There is one remaining item that seems to have me baffled.  It is in the 
situation of nested span tags.  Word seems to create a lot of nested 
empty span tags.  This seems easy enough with regex, however soon proves 
to be difficult.

For example, I have the following piece of HTML from the document.  
<span style='font-size:11.0pt;mso-bidi-font-size: 
9.0pt;font-weight:normal'>sentence number one.<span 
style=\"mso-spacerun: yes\">  </span>Sentence number 2.<span 
style=\"mso-spacerun: yes\">  </span>Sentence number 3.<span 
style=\"mso-spacerun: yes\">        </span>Sentence Number 4.<span 
style=\"mso-spacerun: yes\">  </span></span>

Notice that there are opening and closing span tags nested with blank 
spaces between the open and close tag.  I want these removed so that my 
final version would look like this.

<span style='font-size:11.0pt;mso-bidi-font-size: 
9.0pt;font-weight:normal'>sentence number one.  Sentence number 2. 
 Sentence number 3.  Sentence Number 4.</span>

Problem is, when I search for a pattern like this: <span.*?>\\s*?</span>
it matches from the first opening span tag through the first closing 
span tag.  So, it matches this:
<span style='font-size:11.0pt;mso-bidi-font-size: 
9.0pt;font-weight:normal'>sentence number one.<span 
style=\"mso-spacerun: yes\">  </span>

And if you think about it, that makes sense because of the fact that I 
am saying match any number of characters after the word span in the 
opening tag and do this until you find a greater than sign followed by 
some spaces followed by a closing span.  So, it is doing what I am 
asking it to do, but not really what I want it to do.

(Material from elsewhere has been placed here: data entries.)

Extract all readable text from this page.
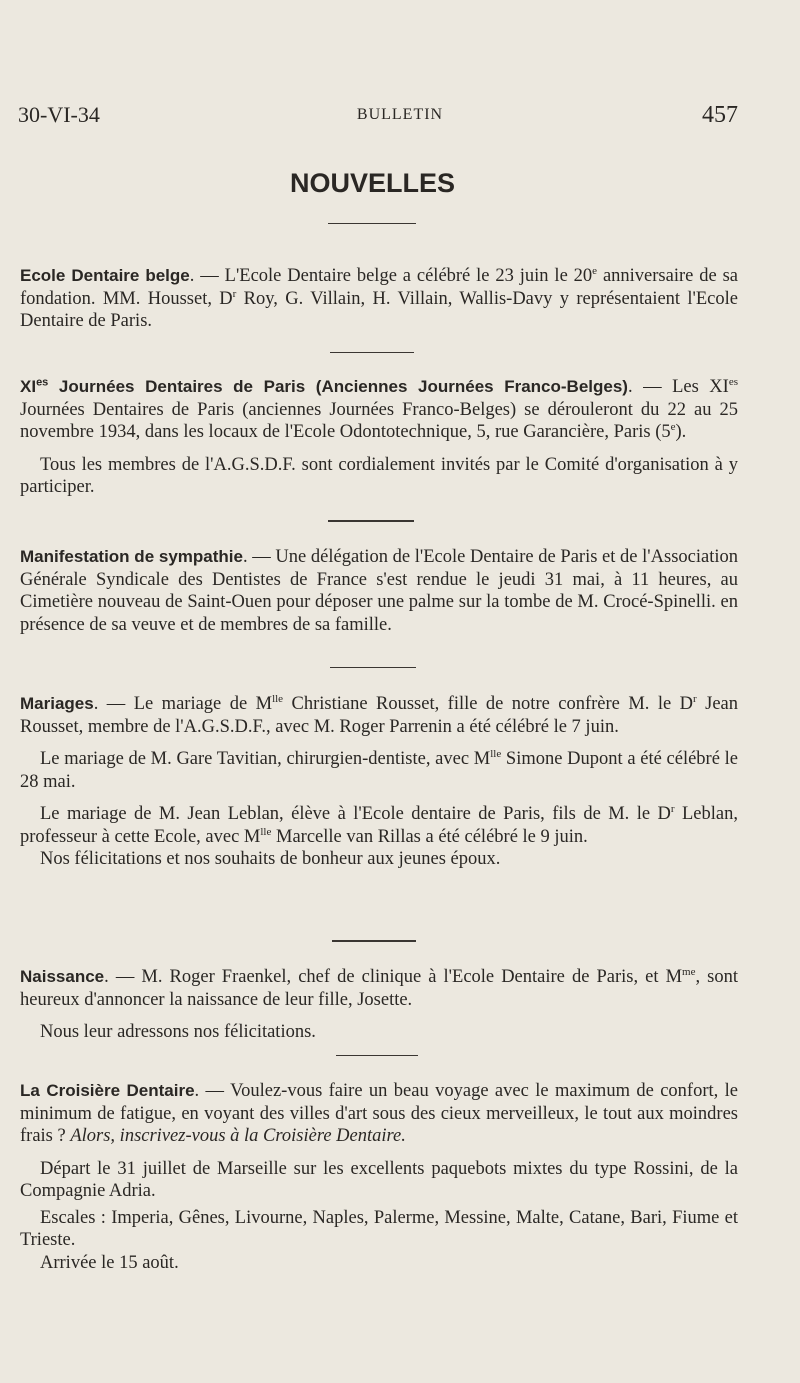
30-VI-34	BULLETIN	457
NOUVELLES

Ecole Dentaire belge. — L'Ecole Dentaire belge a célébré le 23 juin le 20e anniversaire de sa fondation. MM. Housset, $D^r$ Roy, G. Villain, H. Villain, Wallis-Davy y représentaient l'Ecole Dentaire de Paris.

$XI^{es}$ Journées Dentaires de Paris (Anciennes Journées Franco-Belges). — Les $XI^{es}$ Journées Dentaires de Paris (anciennes Journées Franco-Belges) se dérouleront du 22 au 25 novembre 1934, dans les locaux de l'Ecole Odontotechnique, 5, rue Garancière, Paris (5e).

Tous les membres de l'A.G.S.D.F. sont cordialement invités par le Comité d'organisation à y participer.

Manifestation de sympathie. — Une délégation de l'Ecole Dentaire de Paris et de l'Association Générale Syndicale des Dentistes de France s'est rendue le jeudi 31 mai, à 11 heures, au Cimetière nouveau de Saint-Ouen pour déposer une palme sur la tombe de M. Crocé-Spinelli. en présence de sa veuve et de membres de sa famille.

Mariages. — Le mariage de $M^{lle}$ Christiane Rousset, fille de notre confrère M. le $D^r$ Jean Rousset, membre de l'A.G.S.D.F., avec M. Roger Parrenin a été célébré le 7 juin.

Le mariage de M. Gare Tavitian, chirurgien-dentiste, avec $M^{lle}$ Simone Dupont a été célébré le 28 mai.

Le mariage de M. Jean Leblan, élève à l'Ecole dentaire de Paris, fils de M. le $D^r$ Leblan, professeur à cette Ecole, avec $M^{lle}$ Marcelle van Rillas a été célébré le 9 juin.

Nos félicitations et nos souhaits de bonheur aux jeunes époux.

Naissance. — M. Roger Fraenkel, chef de clinique à l'Ecole Dentaire de Paris, et $M^{me}$, sont heureux d'annoncer la naissance de leur fille, Josette.

Nous leur adressons nos félicitations.

La Croisière Dentaire. — Voulez-vous faire un beau voyage avec le maximum de confort, le minimum de fatigue, en voyant des villes d'art sous des cieux merveilleux, le tout aux moindres frais ? Alors, inscrivez-vous à la Croisière Dentaire.

Départ le 31 juillet de Marseille sur les excellents paquebots mixtes du type Rossini, de la Compagnie Adria.

Escales : Imperia, Gênes, Livourne, Naples, Palerme, Messine, Malte, Catane, Bari, Fiume et Trieste.

Arrivée le 15 août.
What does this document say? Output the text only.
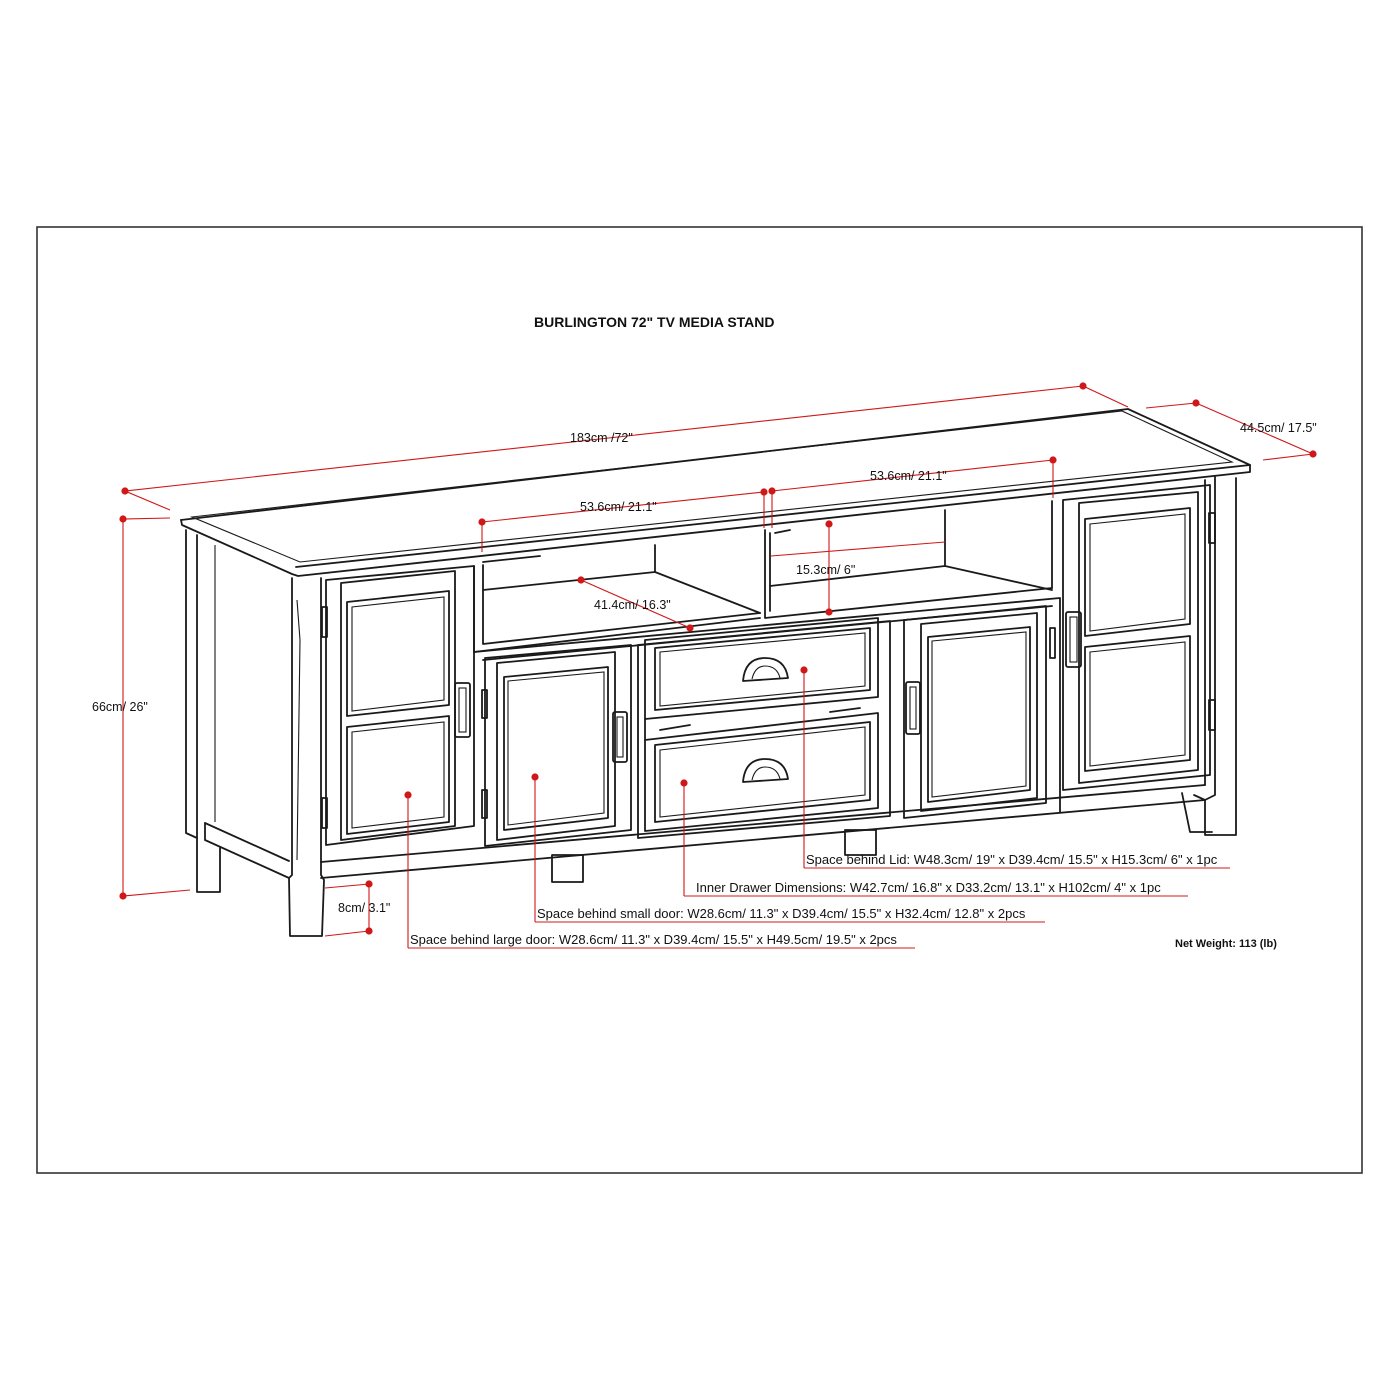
BURLINGTON 72" TV MEDIA STAND
183cm /72"
44.5cm/ 17.5"
66cm/ 26"
53.6cm/ 21.1"
53.6cm/ 21.1"
41.4cm/ 16.3"
15.3cm/ 6"
8cm/ 3.1"
Space behind Lid: W48.3cm/ 19" x D39.4cm/ 15.5" x H15.3cm/ 6" x 1pc
Inner Drawer Dimensions: W42.7cm/ 16.8" x D33.2cm/ 13.1" x H102cm/ 4" x 1pc
Space behind small door: W28.6cm/ 11.3" x D39.4cm/ 15.5" x H32.4cm/ 12.8" x 2pcs
Space behind large door: W28.6cm/ 11.3" x D39.4cm/ 15.5" x H49.5cm/ 19.5" x 2pcs	Net Weight: 113 (lb)
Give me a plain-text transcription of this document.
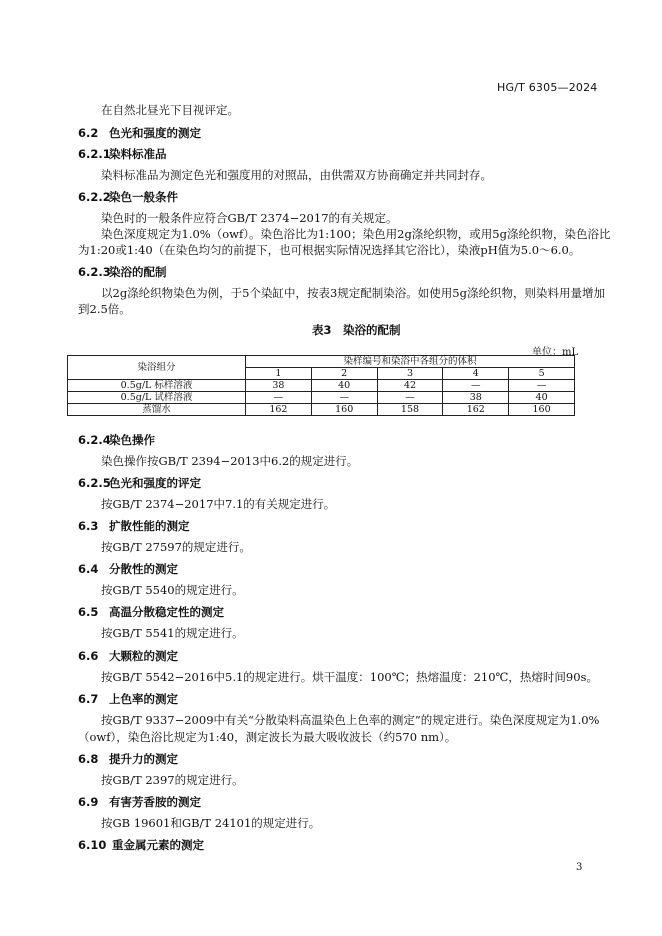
HG/T 6305—2024
在自然北昼光下目视评定。
6.2 色光和强度的测定
6.2.1染料标准品
染料标准品为测定色光和强度用的对照品，由供需双方协商确定并共同封存。
6.2.2染色一般条件
染色时的一般条件应符合GB/T 2374−2017的有关规定。
染色深度规定为1.0%（owf）。染色浴比为1:100；染色用2g涤纶织物，或用5g涤纶织物，染色浴比
为1:20或1:40（在染色均匀的前提下，也可根据实际情况选择其它浴比），染液pH值为5.0～6.0。
6.2.3染浴的配制
以2g涤纶织物染色为例，于5个染缸中，按表3规定配制染浴。如使用5g涤纶织物，则染料用量增加
到2.5倍。
表3　染浴的配制
单位：mL
染浴组分	染样编号和染浴中各组分的体积				
	1	2	3	4	5
0.5g/L 标样溶液	38	40	42	—	—
0.5g/L 试样溶液	—	—	—	38	40
蒸馏水	162	160	158	162	160
6.2.4染色操作
染色操作按GB/T 2394−2013中6.2的规定进行。
6.2.5色光和强度的评定
按GB/T 2374−2017中7.1的有关规定进行。
6.3 扩散性能的测定
按GB/T 27597的规定进行。
6.4 分散性的测定
按GB/T 5540的规定进行。
6.5 高温分散稳定性的测定
按GB/T 5541的规定进行。
6.6 大颗粒的测定
按GB/T 5542−2016中5.1的规定进行。烘干温度：100℃；热熔温度：210℃，热熔时间90s。
6.7 上色率的测定
按GB/T 9337−2009中有关“分散染料高温染色上色率的测定”的规定进行。染色深度规定为1.0%
（owf），染色浴比规定为1:40，测定波长为最大吸收波长（约570 nm）。
6.8 提升力的测定
按GB/T 2397的规定进行。
6.9 有害芳香胺的测定
按GB 19601和GB/T 24101的规定进行。
6.10 重金属元素的测定
3
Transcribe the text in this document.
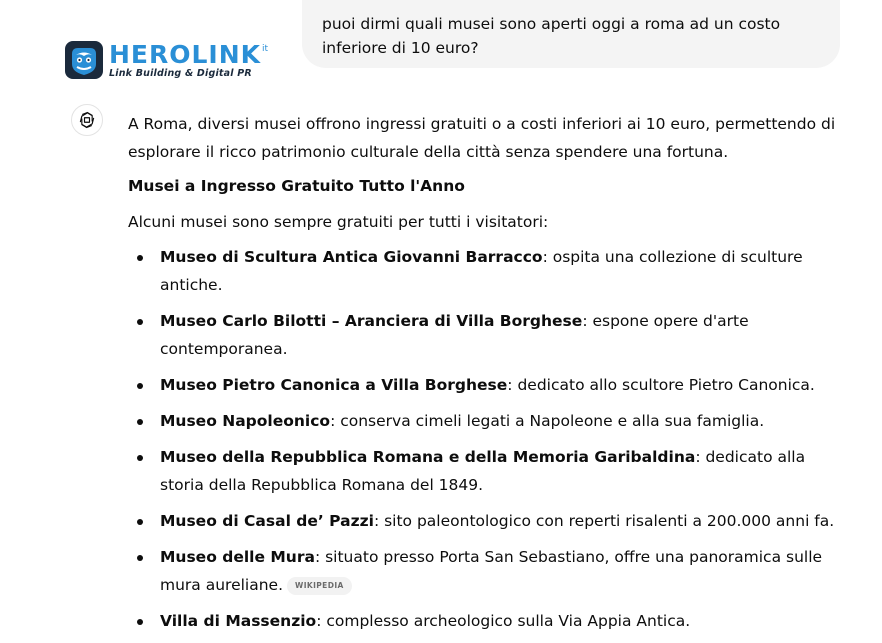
$HEROLINK^{it}$
Link Building & Digital PR
puoi dirmi quali musei sono aperti oggi a roma ad un costo inferiore di 10 euro?

A Roma, diversi musei offrono ingressi gratuiti o a costi inferiori ai 10 euro, permettendo di esplorare il ricco patrimonio culturale della città senza spendere una fortuna.

Musei a Ingresso Gratuito Tutto l'Anno

Alcuni musei sono sempre gratuiti per tutti i visitatori:

Museo di Scultura Antica Giovanni Barracco: ospita una collezione di sculture antiche.
Museo Carlo Bilotti – Aranciera di Villa Borghese: espone opere d'arte contemporanea.
Museo Pietro Canonica a Villa Borghese: dedicato allo scultore Pietro Canonica.
Museo Napoleonico: conserva cimeli legati a Napoleone e alla sua famiglia.
Museo della Repubblica Romana e della Memoria Garibaldina: dedicato alla storia della Repubblica Romana del 1849.
Museo di Casal de’ Pazzi: sito paleontologico con reperti risalenti a 200.000 anni fa.
Museo delle Mura: situato presso Porta San Sebastiano, offre una panoramica sulle mura aureliane. WIKIPEDIA
Villa di Massenzio: complesso archeologico sulla Via Appia Antica.
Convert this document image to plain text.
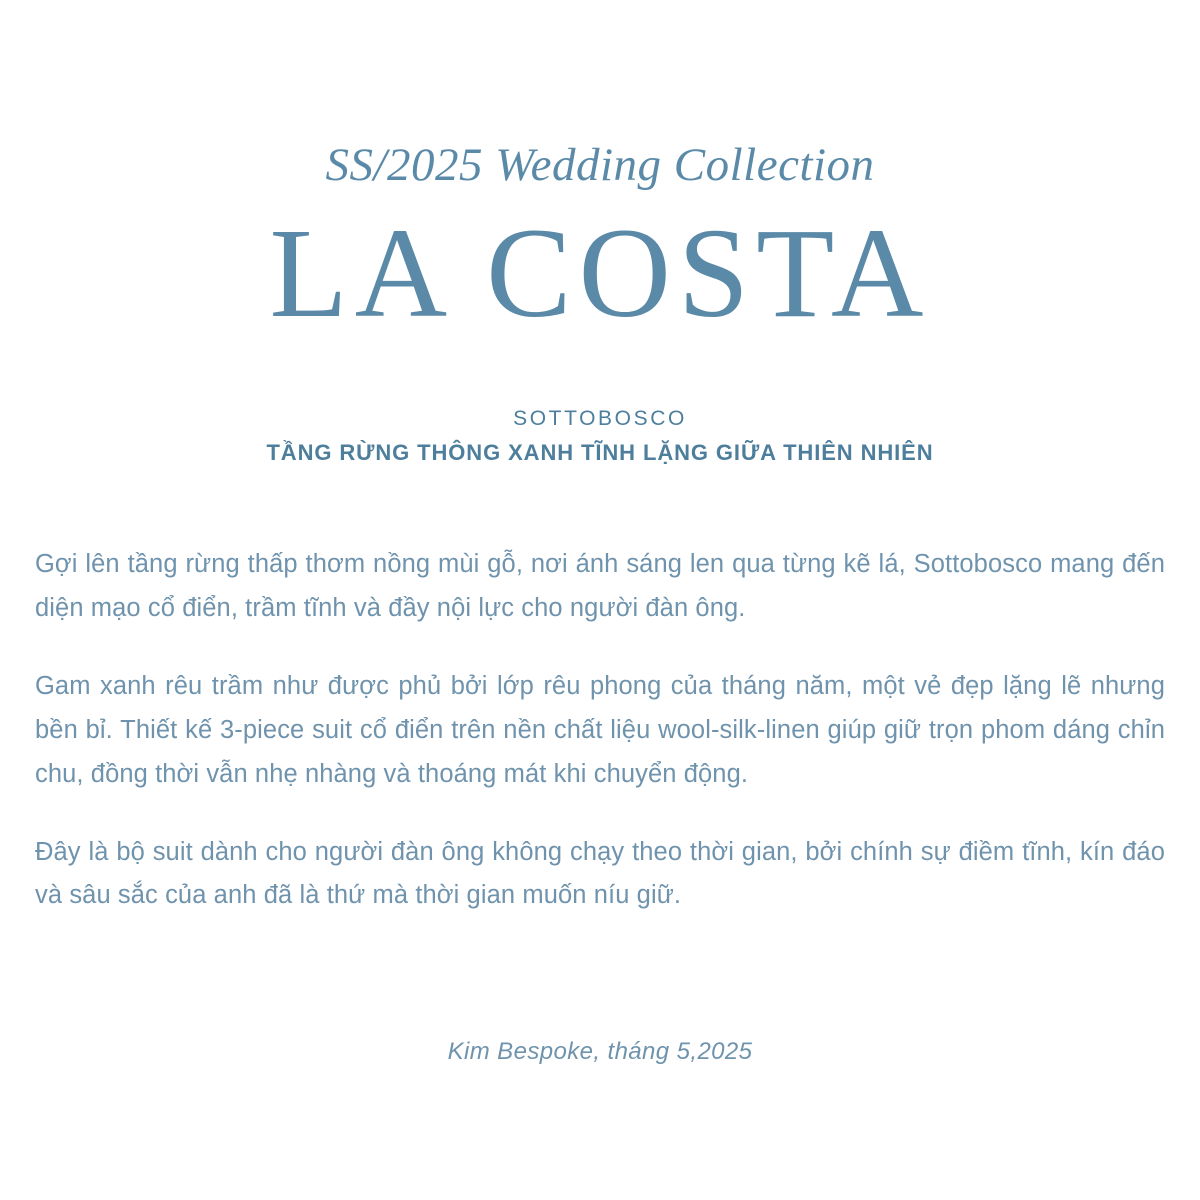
SS/2025 Wedding Collection
LA COSTA
SOTTOBOSCO
TẦNG RỪNG THÔNG XANH TĨNH LẶNG GIỮA THIÊN NHIÊN

Gợi lên tầng rừng thấp thơm nồng mùi gỗ, nơi ánh sáng len qua từng kẽ lá, Sottobosco mang đến diện mạo cổ điển, trầm tĩnh và đầy nội lực cho người đàn ông.

Gam xanh rêu trầm như được phủ bởi lớp rêu phong của tháng năm, một vẻ đẹp lặng lẽ nhưng bền bỉ. Thiết kế 3-piece suit cổ điển trên nền chất liệu wool-silk-linen giúp giữ trọn phom dáng chỉn chu, đồng thời vẫn nhẹ nhàng và thoáng mát khi chuyển động.

Đây là bộ suit dành cho người đàn ông không chạy theo thời gian, bởi chính sự điềm tĩnh, kín đáo và sâu sắc của anh đã là thứ mà thời gian muốn níu giữ.

Kim Bespoke, tháng 5,2025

It seems that this would be a simple thing to do, so I am assuming that 
I am just not familiar enough with the regex commands.  Any help on this 
matter would be hugely appreciated.   Here are some of the other 
patterns I have tried.  Some of them might be far-fetched, but I was 
just trying anything out of desperation.

         RE r = new RE("(<span(.*>\\s*?)</span>)");
         RE r = new RE("(<span(.*?)>\\s*</span>)");
         RE r = new RE("(<span(.*?)(>\\s*?<)/span>)");
         RE r = new RE("(<span.+?>\\s+?</span>)");
         RE r = new RE("(<span[^<span]*>\\s*</span>)");
         RE r = new RE("<span[^>]*(>\\s*<)/span>");
         RE r = new RE("<span.*?>(.*?)</span>"); //no good. pulls out 
the double span if nested.
         RE r = new RE("<span.*?>([^abc]*?)</span>");
         RE r = new RE("<span.*?[^<span.*>](></span>)"); //try to force 
it to not have a nested span
         RE r = new RE(">\\s*</span>"); //ok, let's just look for the 
empty span stuff without opening span

Thanks,

Cheryl!